例えば「1 + 1」を2進数で考えると:
1
+ 1
----
10 (10進数の「2」)
この計算をXORゲート(各桁の答え)とANDゲート(繰り上がり)の組み合わせで実現できます。これを半加算器(はんかさんき)と呼びます。
半加算器をさらに組み合わせて全加算器を作り、それを何個もつなげれば、大きな数の足し算もできるようになります。引き算・掛け算・割り算も、突き詰めれば足し算の応用。こうして、コンピュータはあらゆる計算をこなしているのです。
身の回りにある論理回路





論理回路はコンピュータの中だけにあるわけではありません
自動ドア ── 「人がいる(センサーA = 1)」AND「ロックされていない(センサーB = 1)」→ ドアが開く。まさにANDゲートの考え方です。

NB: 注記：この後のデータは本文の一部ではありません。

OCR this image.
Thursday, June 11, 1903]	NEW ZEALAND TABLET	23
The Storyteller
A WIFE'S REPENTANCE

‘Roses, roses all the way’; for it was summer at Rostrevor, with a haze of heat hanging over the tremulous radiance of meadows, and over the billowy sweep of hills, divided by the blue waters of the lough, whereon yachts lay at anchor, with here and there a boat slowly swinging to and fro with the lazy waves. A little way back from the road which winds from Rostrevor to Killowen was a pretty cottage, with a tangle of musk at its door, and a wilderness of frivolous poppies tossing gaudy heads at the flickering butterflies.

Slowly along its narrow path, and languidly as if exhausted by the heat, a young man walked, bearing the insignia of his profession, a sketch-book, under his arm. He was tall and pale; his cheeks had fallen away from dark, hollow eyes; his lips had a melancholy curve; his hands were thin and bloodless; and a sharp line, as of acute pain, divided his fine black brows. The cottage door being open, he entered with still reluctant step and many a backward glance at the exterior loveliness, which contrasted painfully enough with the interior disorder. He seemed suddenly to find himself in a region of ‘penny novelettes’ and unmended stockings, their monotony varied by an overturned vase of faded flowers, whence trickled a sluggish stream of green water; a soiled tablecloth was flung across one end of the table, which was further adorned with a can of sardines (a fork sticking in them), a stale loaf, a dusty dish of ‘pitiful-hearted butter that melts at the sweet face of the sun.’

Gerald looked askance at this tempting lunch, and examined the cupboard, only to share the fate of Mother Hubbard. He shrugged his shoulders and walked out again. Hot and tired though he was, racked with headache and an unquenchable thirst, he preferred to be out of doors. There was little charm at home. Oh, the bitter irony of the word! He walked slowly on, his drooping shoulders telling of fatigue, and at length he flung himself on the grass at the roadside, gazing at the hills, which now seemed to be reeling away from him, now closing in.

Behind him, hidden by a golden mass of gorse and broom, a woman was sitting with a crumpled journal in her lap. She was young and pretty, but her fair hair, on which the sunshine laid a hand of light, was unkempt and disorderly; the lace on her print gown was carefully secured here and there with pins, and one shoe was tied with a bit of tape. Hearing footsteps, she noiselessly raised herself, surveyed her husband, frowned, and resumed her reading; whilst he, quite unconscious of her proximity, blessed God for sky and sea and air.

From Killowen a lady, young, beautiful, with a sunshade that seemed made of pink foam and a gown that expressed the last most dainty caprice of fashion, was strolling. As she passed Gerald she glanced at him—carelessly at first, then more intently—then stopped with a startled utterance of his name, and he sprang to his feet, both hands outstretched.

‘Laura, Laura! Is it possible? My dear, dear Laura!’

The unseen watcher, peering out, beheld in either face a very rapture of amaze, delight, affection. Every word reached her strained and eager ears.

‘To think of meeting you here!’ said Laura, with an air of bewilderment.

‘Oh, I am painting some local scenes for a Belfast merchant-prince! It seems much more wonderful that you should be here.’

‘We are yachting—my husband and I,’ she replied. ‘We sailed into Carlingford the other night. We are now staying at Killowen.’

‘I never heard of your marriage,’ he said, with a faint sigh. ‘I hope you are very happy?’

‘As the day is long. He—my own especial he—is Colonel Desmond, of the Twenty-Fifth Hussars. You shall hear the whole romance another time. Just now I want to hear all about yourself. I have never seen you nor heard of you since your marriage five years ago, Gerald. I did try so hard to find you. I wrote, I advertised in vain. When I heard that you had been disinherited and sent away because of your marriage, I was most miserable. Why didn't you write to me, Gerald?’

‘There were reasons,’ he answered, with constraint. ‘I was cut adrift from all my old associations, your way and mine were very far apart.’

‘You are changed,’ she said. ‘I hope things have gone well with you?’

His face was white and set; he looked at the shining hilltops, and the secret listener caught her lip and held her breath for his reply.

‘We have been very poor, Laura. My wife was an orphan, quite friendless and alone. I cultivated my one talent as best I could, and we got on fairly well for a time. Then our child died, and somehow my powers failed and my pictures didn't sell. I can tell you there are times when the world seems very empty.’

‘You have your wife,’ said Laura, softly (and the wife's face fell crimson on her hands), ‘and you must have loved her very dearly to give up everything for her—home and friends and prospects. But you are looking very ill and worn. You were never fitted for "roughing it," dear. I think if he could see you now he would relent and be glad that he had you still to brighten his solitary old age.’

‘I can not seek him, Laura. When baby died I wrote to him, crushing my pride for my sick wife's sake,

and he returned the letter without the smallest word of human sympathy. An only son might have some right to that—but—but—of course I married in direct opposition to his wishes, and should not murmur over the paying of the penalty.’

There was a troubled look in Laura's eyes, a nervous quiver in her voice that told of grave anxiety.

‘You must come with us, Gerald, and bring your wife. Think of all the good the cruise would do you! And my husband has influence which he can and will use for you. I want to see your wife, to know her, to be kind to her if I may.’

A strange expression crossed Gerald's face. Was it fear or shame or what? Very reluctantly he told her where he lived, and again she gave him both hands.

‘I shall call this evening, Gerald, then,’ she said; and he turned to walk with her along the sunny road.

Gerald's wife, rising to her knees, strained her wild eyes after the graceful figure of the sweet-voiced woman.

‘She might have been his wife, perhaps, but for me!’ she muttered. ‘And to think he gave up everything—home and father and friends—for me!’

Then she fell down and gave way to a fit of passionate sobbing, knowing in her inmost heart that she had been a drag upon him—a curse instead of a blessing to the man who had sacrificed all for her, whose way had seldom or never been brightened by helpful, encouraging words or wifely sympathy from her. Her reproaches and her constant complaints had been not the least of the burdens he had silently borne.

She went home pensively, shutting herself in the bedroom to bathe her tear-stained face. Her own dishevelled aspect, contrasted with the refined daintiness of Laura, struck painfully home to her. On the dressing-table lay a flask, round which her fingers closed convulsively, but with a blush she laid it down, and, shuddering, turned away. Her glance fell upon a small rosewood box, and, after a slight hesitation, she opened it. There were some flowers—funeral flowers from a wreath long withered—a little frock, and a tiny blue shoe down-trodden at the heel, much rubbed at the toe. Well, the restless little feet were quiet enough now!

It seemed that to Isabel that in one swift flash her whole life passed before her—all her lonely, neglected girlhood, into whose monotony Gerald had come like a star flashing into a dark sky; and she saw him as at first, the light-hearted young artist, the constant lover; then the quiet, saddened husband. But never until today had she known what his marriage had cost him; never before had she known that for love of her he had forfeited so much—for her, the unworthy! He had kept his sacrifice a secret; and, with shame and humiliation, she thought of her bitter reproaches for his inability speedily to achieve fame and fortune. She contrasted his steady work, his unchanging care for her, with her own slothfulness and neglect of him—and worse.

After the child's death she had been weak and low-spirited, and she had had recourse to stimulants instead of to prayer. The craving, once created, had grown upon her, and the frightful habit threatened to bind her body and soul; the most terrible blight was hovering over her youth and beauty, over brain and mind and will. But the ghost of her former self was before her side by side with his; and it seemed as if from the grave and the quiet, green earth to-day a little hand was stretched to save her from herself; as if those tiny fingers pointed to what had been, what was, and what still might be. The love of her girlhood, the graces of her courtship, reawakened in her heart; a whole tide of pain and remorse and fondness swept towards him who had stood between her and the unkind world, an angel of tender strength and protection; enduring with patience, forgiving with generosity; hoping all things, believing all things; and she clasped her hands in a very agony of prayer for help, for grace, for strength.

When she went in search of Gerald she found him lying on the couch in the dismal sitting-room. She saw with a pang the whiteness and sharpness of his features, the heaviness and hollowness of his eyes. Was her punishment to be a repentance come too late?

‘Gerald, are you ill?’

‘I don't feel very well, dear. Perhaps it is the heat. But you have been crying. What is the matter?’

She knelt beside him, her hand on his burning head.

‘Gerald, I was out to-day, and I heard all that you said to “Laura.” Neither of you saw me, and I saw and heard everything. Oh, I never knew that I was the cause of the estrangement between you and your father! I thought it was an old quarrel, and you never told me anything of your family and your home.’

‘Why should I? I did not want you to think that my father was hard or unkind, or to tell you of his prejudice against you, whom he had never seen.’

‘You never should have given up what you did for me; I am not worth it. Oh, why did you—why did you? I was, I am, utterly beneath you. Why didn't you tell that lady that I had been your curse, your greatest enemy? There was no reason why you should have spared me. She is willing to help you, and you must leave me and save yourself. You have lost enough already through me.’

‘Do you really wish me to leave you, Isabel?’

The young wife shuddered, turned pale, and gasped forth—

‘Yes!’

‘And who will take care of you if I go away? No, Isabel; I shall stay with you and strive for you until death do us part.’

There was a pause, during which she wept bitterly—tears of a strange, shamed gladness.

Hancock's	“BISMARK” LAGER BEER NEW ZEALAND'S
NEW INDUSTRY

火災報知器 ── 「煙センサーが反応(A = 1)」OR「熱センサーが反応(B = 1)」→ アラームが鳴る。これはORゲートですね。
冷蔵庫のランプ ── 「ドアが閉まっている(入力 = 1)」→ ランプ消灯(出力 = 0)。NOTゲートの動きです。
こうして見ると、論理回路の考え方は日常のあちこちに隠れていることがわかります。
まとめ
論理回路は、たった「0」と「1」の2つの信号から、驚くほど複雑な処理を生み出す仕組みです。
覚えておきたいポイントはたった3つ。AND(両方でOK)、OR(どちらかでOK)、NOT(逆にする)。この3つの組み合わせが、スマホもパソコンもインターネットも支えています。



次にスマホを触るとき、その指先の下で何十億個ものゲートが「0」と「1」を猛スピードで切り替えていることを想像してみてください。ちょっとだけ、テクノロジーが身近に感じられるはずです。